- Mahajeran-e Khak Location within Iran
- Coordinates: 34°00′58″N 49°24′35″E﻿ / ﻿34.01611°N 49.40972°E
- Country: Iran
- Province: Markazi
- County: Shazand
- District: Mahajeran
- Rural District: Mahajeran

Population (2016)
- • Total: 113
- Time zone: UTC+3:30 (IRST)

= Mahajeran-e Khak =

Village in Markazi province, Iran

Mahajeran-e Khak (مهاجران خاك) (Note: Also romanized as Mahajaran Khak, Mahājerān-e Khāk, and Mohājerān-e Khāk) is a village in Mahajeran Rural District of Mahajeran District in Shazand County, (Note: Formerly Sarband County) Markazi province, Iran.

==Demographics==
===Population===
At the time of the 2006 National Census, the village's population was 210 in 61 households, when it was in Pol-e Doab Rural District of Zalian District.

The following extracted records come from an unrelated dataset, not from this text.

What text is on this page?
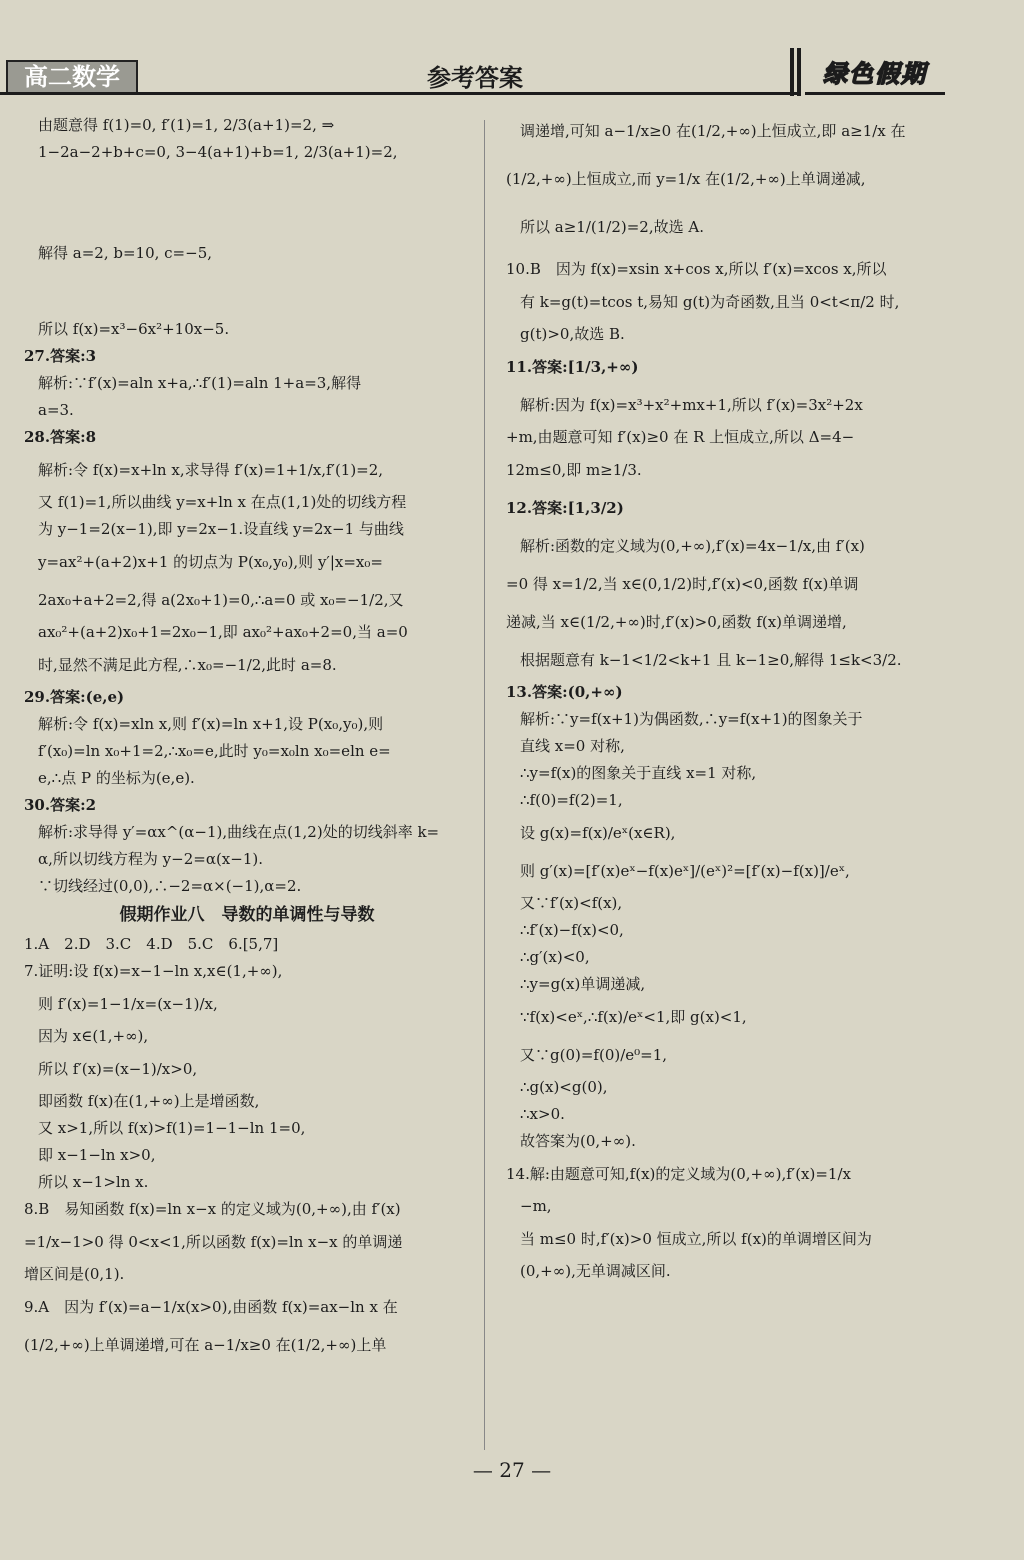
高二数学	参考答案	绿色假期
由题意得 f(1)=0, f′(1)=1, 2/3(a+1)=2, ⇒ 1−2a−2+b+c=0, 3−4(a+1)+b=1, 2/3(a+1)=2,
解得 a=2, b=10, c=−5,
所以 f(x)=x³−6x²+10x−5.
27.答案:3
解析:∵f′(x)=aln x+a,∴f′(1)=aln 1+a=3,解得
a=3.
28.答案:8
解析:令 f(x)=x+ln x,求导得 f′(x)=1+1/x,f′(1)=2,
又 f(1)=1,所以曲线 y=x+ln x 在点(1,1)处的切线方程
为 y−1=2(x−1),即 y=2x−1.设直线 y=2x−1 与曲线
y=ax²+(a+2)x+1 的切点为 P(x₀,y₀),则 y′|x=x₀=
2ax₀+a+2=2,得 a(2x₀+1)=0,∴a=0 或 x₀=−1/2,又
ax₀²+(a+2)x₀+1=2x₀−1,即 ax₀²+ax₀+2=0,当 a=0
时,显然不满足此方程,∴x₀=−1/2,此时 a=8.
29.答案:(e,e)
解析:令 f(x)=xln x,则 f′(x)=ln x+1,设 P(x₀,y₀),则
f′(x₀)=ln x₀+1=2,∴x₀=e,此时 y₀=x₀ln x₀=eln e=
e,∴点 P 的坐标为(e,e).
30.答案:2
解析:求导得 y′=αx^(α−1),曲线在点(1,2)处的切线斜率 k=
α,所以切线方程为 y−2=α(x−1).
∵切线经过(0,0),∴−2=α×(−1),α=2.
假期作业八　导数的单调性与导数
1.A　2.D　3.C　4.D　5.C　6.[5,7]
7.证明:设 f(x)=x−1−ln x,x∈(1,+∞),
则 f′(x)=1−1/x=(x−1)/x,
因为 x∈(1,+∞),
所以 f′(x)=(x−1)/x>0,
即函数 f(x)在(1,+∞)上是增函数,
又 x>1,所以 f(x)>f(1)=1−1−ln 1=0,
即 x−1−ln x>0,
所以 x−1>ln x.
8.B　易知函数 f(x)=ln x−x 的定义域为(0,+∞),由 f′(x)
=1/x−1>0 得 0<x<1,所以函数 f(x)=ln x−x 的单调递
增区间是(0,1).
9.A　因为 f′(x)=a−1/x(x>0),由函数 f(x)=ax−ln x 在
(1/2,+∞)上单调递增,可在 a−1/x≥0 在(1/2,+∞)上单
调递增,可知 a−1/x≥0 在(1/2,+∞)上恒成立,即 a≥1/x 在
(1/2,+∞)上恒成立,而 y=1/x 在(1/2,+∞)上单调递减,
所以 a≥1/(1/2)=2,故选 A.
10.B　因为 f(x)=xsin x+cos x,所以 f′(x)=xcos x,所以
有 k=g(t)=tcos t,易知 g(t)为奇函数,且当 0<t<π/2 时,
g(t)>0,故选 B.
11.答案:[1/3,+∞)
解析:因为 f(x)=x³+x²+mx+1,所以 f′(x)=3x²+2x
+m,由题意可知 f′(x)≥0 在 R 上恒成立,所以 Δ=4−
12m≤0,即 m≥1/3.
12.答案:[1,3/2)
解析:函数的定义域为(0,+∞),f′(x)=4x−1/x,由 f′(x)
=0 得 x=1/2,当 x∈(0,1/2)时,f′(x)<0,函数 f(x)单调
递减,当 x∈(1/2,+∞)时,f′(x)>0,函数 f(x)单调递增,
根据题意有 k−1<1/2<k+1 且 k−1≥0,解得 1≤k<3/2.
13.答案:(0,+∞)
解析:∵y=f(x+1)为偶函数,∴y=f(x+1)的图象关于
直线 x=0 对称,
∴y=f(x)的图象关于直线 x=1 对称,
∴f(0)=f(2)=1,
设 g(x)=f(x)/eˣ(x∈R),
则 g′(x)=[f′(x)eˣ−f(x)eˣ]/(eˣ)²=[f′(x)−f(x)]/eˣ,
又∵f′(x)<f(x),
∴f′(x)−f(x)<0,
∴g′(x)<0,
∴y=g(x)单调递减,
∵f(x)<eˣ,∴f(x)/eˣ<1,即 g(x)<1,
又∵g(0)=f(0)/e⁰=1,
∴g(x)<g(0),
∴x>0.
故答案为(0,+∞).
14.解:由题意可知,f(x)的定义域为(0,+∞),f′(x)=1/x
−m,
当 m≤0 时,f′(x)>0 恒成立,所以 f(x)的单调增区间为
(0,+∞),无单调减区间.
— 27 —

The following census in 2011 counted 156 people in 58 households. The 2016 census measured the population of the village as 113 people in 38 households.

In 2024, the city of Mahajeran and 17 villages were separated from Zalian District in the formation of Mahajeran District. Mahajeran-e Khak was transferred to Mahajeran Rural District created in the new district.